Data de publicação: 06/12/2024
Tribunal: TJ-MG
Relator: Élito Batista de Almeida
(...) “O ECA assegura o direito ao sigilo a genitora que manifeste o desejo de entregar seu filho para adoção, logo a busca pela família extensa e ou a convivência do adotando com seus irmãos, por si só, não garante o melhor interesse da criança.” (...)

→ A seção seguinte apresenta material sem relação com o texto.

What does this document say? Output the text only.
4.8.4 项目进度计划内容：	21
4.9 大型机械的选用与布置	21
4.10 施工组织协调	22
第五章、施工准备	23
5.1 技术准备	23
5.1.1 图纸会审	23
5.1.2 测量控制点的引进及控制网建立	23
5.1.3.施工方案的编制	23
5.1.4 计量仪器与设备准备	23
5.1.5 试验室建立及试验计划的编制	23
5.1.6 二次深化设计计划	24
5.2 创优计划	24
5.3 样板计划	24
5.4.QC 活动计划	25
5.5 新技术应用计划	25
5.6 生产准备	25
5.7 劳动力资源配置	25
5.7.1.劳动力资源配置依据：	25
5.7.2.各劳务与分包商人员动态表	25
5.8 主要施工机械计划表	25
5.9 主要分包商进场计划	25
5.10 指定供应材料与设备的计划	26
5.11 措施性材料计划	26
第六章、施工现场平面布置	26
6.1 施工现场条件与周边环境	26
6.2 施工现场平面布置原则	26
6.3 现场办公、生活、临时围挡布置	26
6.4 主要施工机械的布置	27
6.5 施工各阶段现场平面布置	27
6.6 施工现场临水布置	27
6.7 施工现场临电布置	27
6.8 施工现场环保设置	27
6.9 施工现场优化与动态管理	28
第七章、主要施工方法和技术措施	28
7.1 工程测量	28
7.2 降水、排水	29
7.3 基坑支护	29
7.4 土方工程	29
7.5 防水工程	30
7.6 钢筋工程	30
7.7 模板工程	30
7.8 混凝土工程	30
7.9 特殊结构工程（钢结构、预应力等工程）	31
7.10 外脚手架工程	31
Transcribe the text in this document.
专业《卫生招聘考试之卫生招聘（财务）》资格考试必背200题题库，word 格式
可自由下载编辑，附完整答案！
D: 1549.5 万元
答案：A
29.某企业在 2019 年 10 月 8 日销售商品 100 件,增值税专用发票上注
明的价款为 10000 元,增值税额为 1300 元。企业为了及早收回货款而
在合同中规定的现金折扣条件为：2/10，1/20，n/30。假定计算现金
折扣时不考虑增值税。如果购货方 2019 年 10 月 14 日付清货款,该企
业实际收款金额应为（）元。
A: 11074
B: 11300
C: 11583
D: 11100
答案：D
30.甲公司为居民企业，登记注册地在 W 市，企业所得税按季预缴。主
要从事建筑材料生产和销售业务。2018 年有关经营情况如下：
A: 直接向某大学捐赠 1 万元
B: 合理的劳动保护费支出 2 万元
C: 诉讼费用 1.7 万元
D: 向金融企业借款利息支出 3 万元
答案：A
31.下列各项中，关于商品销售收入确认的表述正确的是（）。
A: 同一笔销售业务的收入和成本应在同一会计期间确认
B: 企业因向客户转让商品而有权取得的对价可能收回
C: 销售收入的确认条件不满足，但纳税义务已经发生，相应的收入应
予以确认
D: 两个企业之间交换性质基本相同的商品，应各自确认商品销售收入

APELAÇÃO CÍVEL - AÇÃO DE ADOÇÃO - ENCAMINHAMENTO PARA ADOÇÃO - PROGRAMA ADOÇÃO LEGAL - MELHOR INTERESSE DO MENOR - DIREITO DE SIGILO DA GENITORA - ARTIGO 19-A DO ESTATUTO DA CRIANÇA E DO ADOLESCENTE - RESOLUÇÃO Nº 485/2023 DO CONSELHO NACIONAL DE JUSTIÇA - SENTENÇA MANTIDA. 1. O Estatuto da Criança e do Adolescente assegura o direito ao sigilo a genitora que manifeste o desejo de entregar seu filho para adoção ("ex vi" art. 19-A, §§ 5º e 9º), direito, também, resguardado pela Resolução 485/2023 do CNJ, logo a busca pela família extensa e ou a convivência do adotando com seus irmãos, por si só, não garante o melhor interesse da criança. 2. A mitigação do sigilo garantido a genitora que deseja entregar seu filho para adoção gera insegurança jurídica, bem como promove a violação do direito a intimidade dela assegurado na Constituição Federal, nos termos do art. 5º, inc. X. 3. Sentença mantida.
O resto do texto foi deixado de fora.